おはようございます。

あなたが一番人に期待しているものは何でしょうか。人に温かい気持ちで信頼してもうことではないでしょうか。いや、それでも「私は自分の人生をこれまで生きてきたし、自分を信頼しているから人から信頼してもらう必要はない」とおっしゃるかもしれません。それでも心の奥底にある人から信頼されたい、という気持ちに耳を傾けないようにしていたら、つらくて苦しくてたまらないのではないでしょうか。

信頼とは何でしょうか。とても大切なヒント与えてくれる本をご紹介します。すでにこのブログでも何度もご紹介している本、クリストフ・アンドレ『自己評価メソッド』(高野訳、紀伊国屋書店、2008年)です。

「<信頼>とは何か? それは誰かと何かをする時に、『期待を裏切られないだろう』と思うことである。あるいは、『自分の弱さを利用されたり、だまされたりしない』と安心していられることである」(245ページ、強調部引用者)。

これに対して、アンドレは「裏切り」については「相手が自分の期待した成果をもたらしてくれないこと」と述べています(247ページ)。

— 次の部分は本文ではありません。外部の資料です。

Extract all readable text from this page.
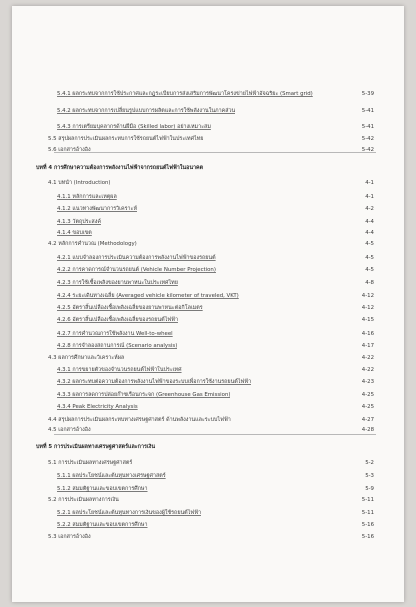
5.4.1 ผลกระทบจากการใช้ประกาศและกฎระเบียบการส่งเสริมการพัฒนาโครงข่ายไฟฟ้าอัจฉริยะ (Smart grid)	5-39
5.4.2 ผลกระทบจากการเปลี่ยนรูปแบบการผลิตและการใช้พลังงานในภาคส่วน	5-41
5.4.3 การเตรียมบุคลากรด้านฝีมือ (Skilled labor) อย่างเหมาะสม	5-41
5.5 สรุปผลการประเมินผลกระทบการใช้รถยนต์ไฟฟ้าในประเทศไทย	5-42
5.6 เอกสารอ้างอิง	5-42
บทที่ 4 การศึกษาความต้องการพลังงานไฟฟ้าจากรถยนต์ไฟฟ้าในอนาคต
4.1 บทนำ (Introduction)	4-1
4.1.1 หลักการและเหตุผล	4-1
4.1.2 แนวทางพัฒนาการวิเคราะห์	4-2
4.1.3 วัตถุประสงค์	4-4
4.1.4 ขอบเขต	4-4
4.2 หลักการคำนวณ (Methodology)	4-5
4.2.1 แบบจำลองการประเมินความต้องการพลังงานไฟฟ้าของรถยนต์	4-5
4.2.2 การคาดการณ์จำนวนรถยนต์ (Vehicle Number Projection)	4-5
4.2.3 การใช้เชื้อเพลิงของยานพาหนะในประเทศไทย	4-8
4.2.4 ระยะเดินทางเฉลี่ย (Averaged vehicle kilometer of traveled, VKT)	4-12
4.2.5 อัตราสิ้นเปลืองเชื้อเพลิงเฉลี่ยของยานพาหนะต่อกิโลเมตร	4-12
4.2.6 อัตราสิ้นเปลืองเชื้อเพลิงเฉลี่ยของรถยนต์ไฟฟ้า	4-15
4.2.7 การคำนวณการใช้พลังงาน Well-to-wheel	4-16
4.2.8 การจำลองสถานการณ์ (Scenario analysis)	4-17
4.3 ผลการศึกษาและวิเคราะห์ผล	4-22
4.3.1 การขยายตัวของจำนวนรถยนต์ไฟฟ้าในประเทศ	4-22
4.3.2 ผลกระทบต่อความต้องการพลังงานไฟฟ้าของระบบเพื่อการใช้งานรถยนต์ไฟฟ้า	4-23
4.3.3 ผลการลดการปล่อยก๊าซเรือนกระจก (Greenhouse Gas Emission)	4-25
4.3.4 Peak Electricity Analysis	4-25
4.4 สรุปผลการประเมินผลกระทบทางเศรษฐศาสตร์ ด้านพลังงานและระบบไฟฟ้า	4-27
4.5 เอกสารอ้างอิง	4-28
บทที่ 5 การประเมินผลทางเศรษฐศาสตร์และการเงิน
5.1 การประเมินผลทางเศรษฐศาสตร์	5-2
5.1.1 ผลประโยชน์และต้นทุนทางเศรษฐศาสตร์	5-3
5.1.2 สมมติฐานและขอบเขตการศึกษา	5-9
5.2 การประเมินผลทางการเงิน	5-11
5.2.1 ผลประโยชน์และต้นทุนทางการเงินของผู้ใช้รถยนต์ไฟฟ้า	5-11
5.2.2 สมมติฐานและขอบเขตการศึกษา	5-16
5.3 เอกสารอ้างอิง	5-16
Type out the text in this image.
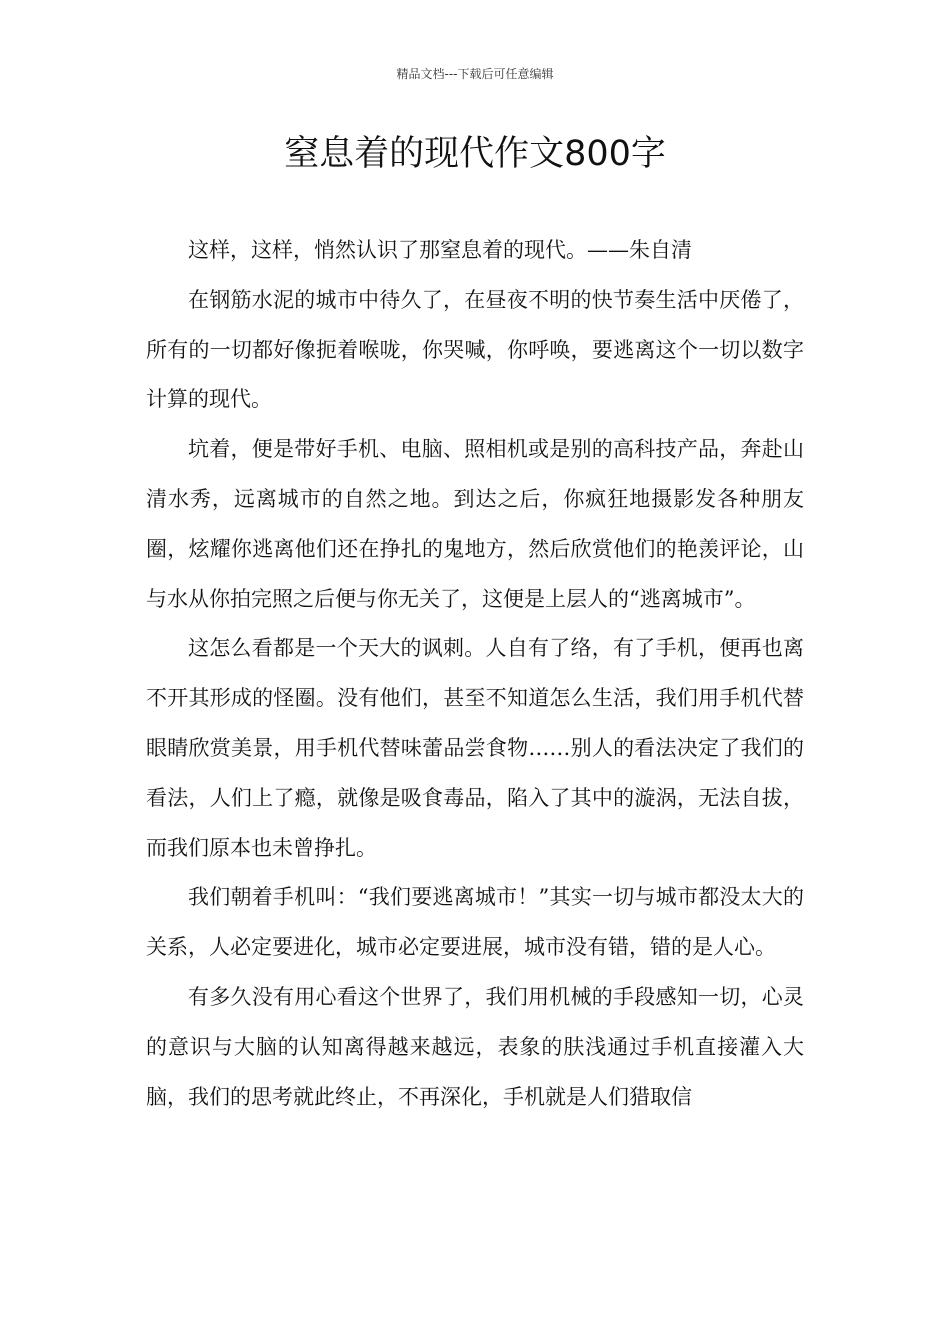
精品文档---下载后可任意编辑
窒息着的现代作文800字

这样，这样，悄然认识了那窒息着的现代。——朱自清

在钢筋水泥的城市中待久了，在昼夜不明的快节奏生活中厌倦了，所有的一切都好像扼着喉咙，你哭喊，你呼唤，要逃离这个一切以数字计算的现代。

坑着，便是带好手机、电脑、照相机或是别的高科技产品，奔赴山清水秀，远离城市的自然之地。到达之后，你疯狂地摄影发各种朋友圈，炫耀你逃离他们还在挣扎的鬼地方，然后欣赏他们的艳羡评论，山与水从你拍完照之后便与你无关了，这便是上层人的“逃离城市”。

这怎么看都是一个天大的讽刺。人自有了络，有了手机，便再也离不开其形成的怪圈。没有他们，甚至不知道怎么生活，我们用手机代替眼睛欣赏美景，用手机代替味蕾品尝食物……别人的看法决定了我们的看法，人们上了瘾，就像是吸食毒品，陷入了其中的漩涡，无法自拔，而我们原本也未曾挣扎。

我们朝着手机叫：“我们要逃离城市！”其实一切与城市都没太大的关系，人必定要进化，城市必定要进展，城市没有错，错的是人心。

有多久没有用心看这个世界了，我们用机械的手段感知一切，心灵的意识与大脑的认知离得越来越远，表象的肤浅通过手机直接灌入大脑，我们的思考就此终止，不再深化，手机就是人们猎取信
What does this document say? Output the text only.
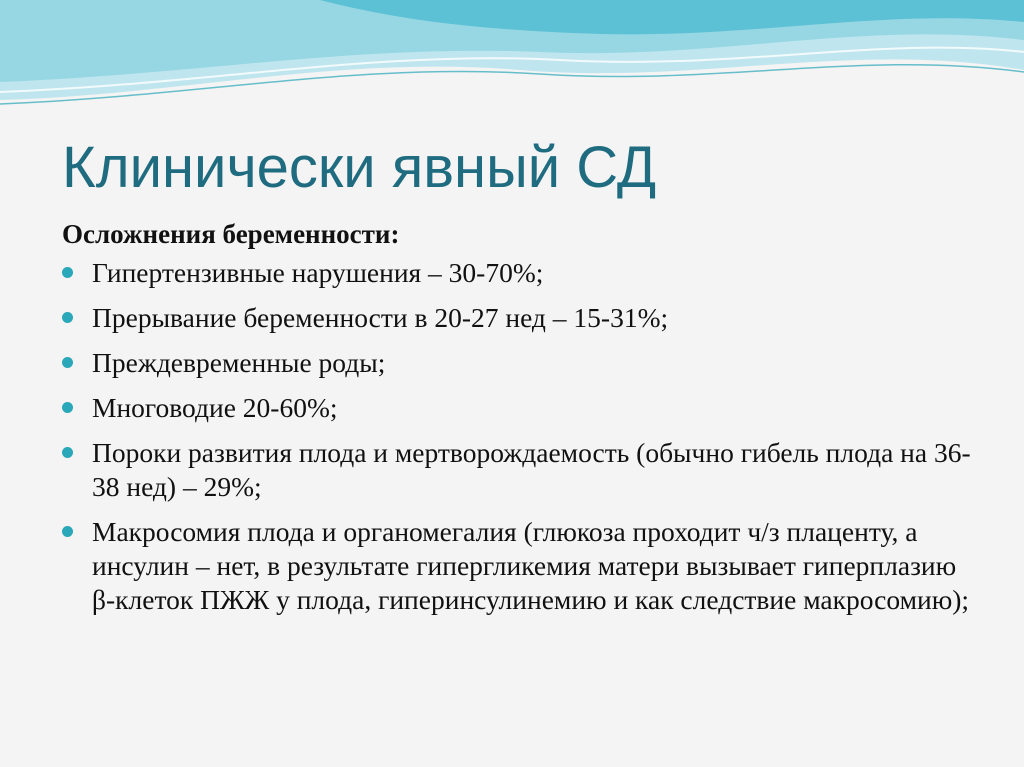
Клинически явный СД

Осложнения беременности:

Гипертензивные нарушения – 30-70%;
Прерывание беременности в 20-27 нед – 15-31%;
Преждевременные роды;
Многоводие 20-60%;
Пороки развития плода и мертворождаемость (обычно гибель плода на 36-38 нед) – 29%;
Макросомия плода и органомегалия (глюкоза проходит ч/з плаценту, а инсулин – нет, в результате гипергликемия матери вызывает гиперплазию β-клеток ПЖЖ у плода, гиперинсулинемию и как следствие макросомию);
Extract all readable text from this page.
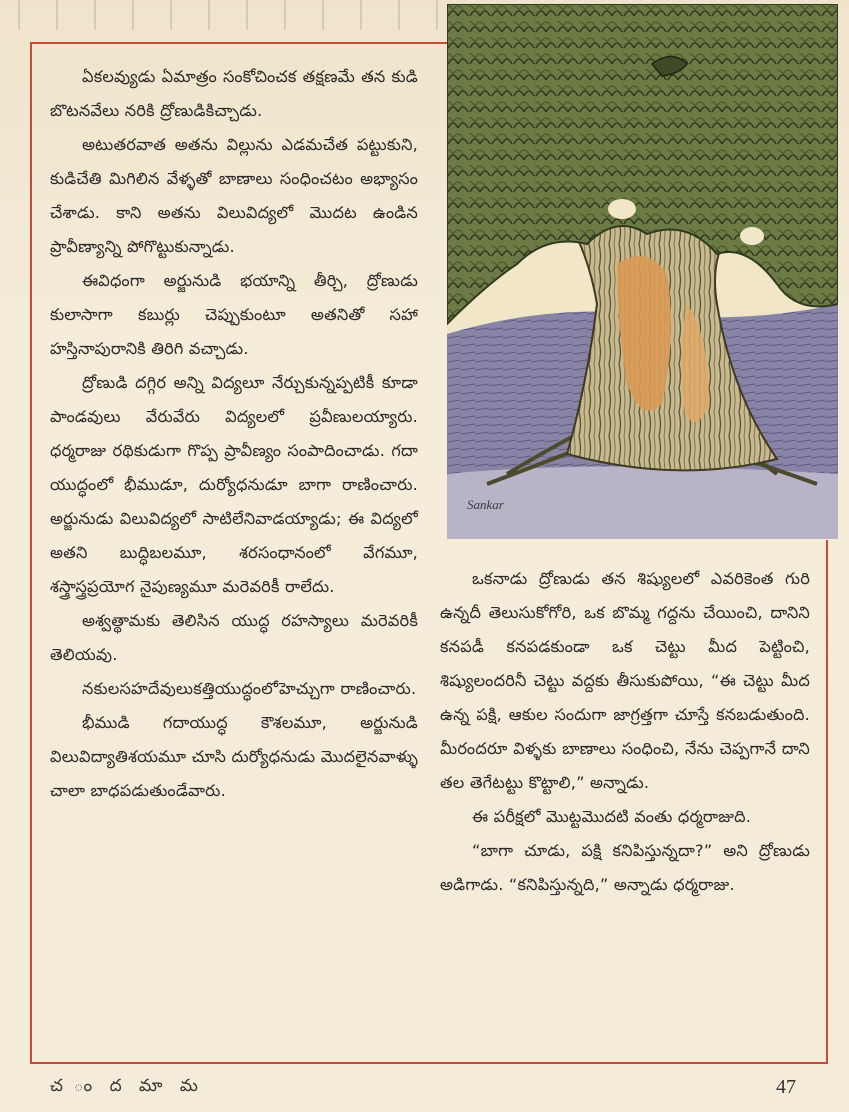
ఏకలవ్యుడు ఏమాత్రం సంకోచించక తక్షణమే తన కుడి బొటనవేలు నరికి ద్రోణుడికిచ్చాడు.

అటుతరవాత అతను విల్లును ఎడమచేత పట్టుకుని, కుడిచేతి మిగిలిన వేళ్ళతో బాణాలు సంధించటం అభ్యాసం చేశాడు. కాని అతను విలువిద్యలో మొదట ఉండిన ప్రావీణ్యాన్ని పోగొట్టుకున్నాడు.

ఈవిధంగా అర్జునుడి భయాన్ని తీర్చి, ద్రోణుడు కులాసాగా కబుర్లు చెప్పుకుంటూ అతనితో సహా హస్తినాపురానికి తిరిగి వచ్చాడు.

ద్రోణుడి దగ్గిర అన్ని విద్యలూ నేర్చుకున్నప్పటికీ కూడా పాండవులు వేరువేరు విద్యలలో ప్రవీణులయ్యారు. ధర్మరాజు రథికుడుగా గొప్ప ప్రావీణ్యం సంపాదించాడు. గదా యుద్ధంలో భీముడూ, దుర్యోధనుడూ బాగా రాణించారు. అర్జునుడు విలువిద్యలో సాటిలేనివాడయ్యాడు; ఈ విద్యలో అతని బుద్ధిబలమూ, శరసంధానంలో వేగమూ, శస్త్రాస్త్రప్రయోగ నైపుణ్యమూ మరెవరికీ రాలేదు.

అశ్వత్థామకు తెలిసిన యుద్ధ రహస్యాలు మరెవరికీ తెలియవు.

నకులసహదేవులుకత్తియుద్ధంలోహెచ్చుగా రాణించారు.

భీముడి గదాయుద్ధ కౌశలమూ, అర్జునుడి విలువిద్యాతిశయమూ చూసి దుర్యోధనుడు మొదలైనవాళ్ళు చాలా బాధపడుతుండేవారు.

Sankar

ఒకనాడు ద్రోణుడు తన శిష్యులలో ఎవరికెంత గురి ఉన్నదీ తెలుసుకోగోరి, ఒక బొమ్మ గద్దను చేయించి, దానిని కనపడీ కనపడకుండా ఒక చెట్టు మీద పెట్టించి, శిష్యులందరినీ చెట్టు వద్దకు తీసుకుపోయి, “ఈ చెట్టు మీద ఉన్న పక్షి, ఆకుల సందుగా జాగ్రత్తగా చూస్తే కనబడుతుంది. మీరందరూ విళ్ళకు బాణాలు సంధించి, నేను చెప్పగానే దాని తల తెగేటట్టు కొట్టాలి,” అన్నాడు.

ఈ పరీక్షలో మొట్టమొదటి వంతు ధర్మరాజుది.

“బాగా చూడు, పక్షి కనిపిస్తున్నదా?” అని ద్రోణుడు అడిగాడు. “కనిపిస్తున్నది,” అన్నాడు ధర్మరాజు.

చ ం ద మా మ	47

あなたは人と関わるとき、どのくらい安心していられますか?

クリストフ・アンドレ『自己評価メソッド 自分とうまくつきあうための心理学』

自分から人を信頼する人は人からも信頼されやすいことが特徴です。他人との関係で雪だるまのように幸せが膨らみます。そして、何よりも重要なのは、人から裏切られたとしても相手にチャンスを与えることができるのです。チャンスを与えた相手が自分の信頼に応えてくれれば、ますます人との信頼関係が増して自分の気持ちも豊かになるものです

これに対して、人を信頼しない方のタイプは2つあります。

1つは、劣等感を感じやすい方にみられるタイプです。自分に自信がないため、一見人を信頼するようにみえますが、お任せモードで、人のいうとおりにしようと考える人です。人は自分の思い通りになりません。人のいうとおりにしたとしても置かれる環境もことばの使い方も異なるわけですから、望む結果が得られなければ、裏切られた、と思いこみ、人を信頼しなくなります。

2つ目は、優越感を感じやすい方にみられるタイプです。人を見下す傾向が強くて対等に人と関わることが苦手なため、人を信頼しません。そして、優越感は不安感の裏返しです。裏切られたときのことのショックから人を信頼しません。

「確かに、警戒することによって、裏切られたり、だまされたりしていやな思いをすることは少なくなるだろう。だが、そのおかげで<人生の楽しみ>を奪われてしまったとしたら、それはつまらないことではないだろうか?・・・だとしたら、人生から楽しみを引きだすために、『信頼する』ことの多少のリスクは引き受けてもよいのではないだろうか?」(249ページ)

friendship

人は自分の期待通りに動いてくれるわけではないし、ましてや人を自分の思い通りに動かそうとしても無理です。人を自分の思い通りにしようとしたら余計にエネルギーを消費するだけです。人が期待通りに動いてくれないことを「裏切り」と考えたら、あなたはつねに人から裏切られる存在だと思ってつらくならないですか。

そして、自分は人から信頼される価値がない、と心のどこかで思い込んでいたら、さらにつらくないですか

もし誠意のあるあなたが人を信頼して裏切られた、と思ったら、人を利用したり裏切る人の方が損をすることが多いことを知って欲しいのです。

まず、あなたの周りにいる人のほんの0.1でも、信頼すると、あなたの人生も少しずついまよりも豊かなものになるでしょう。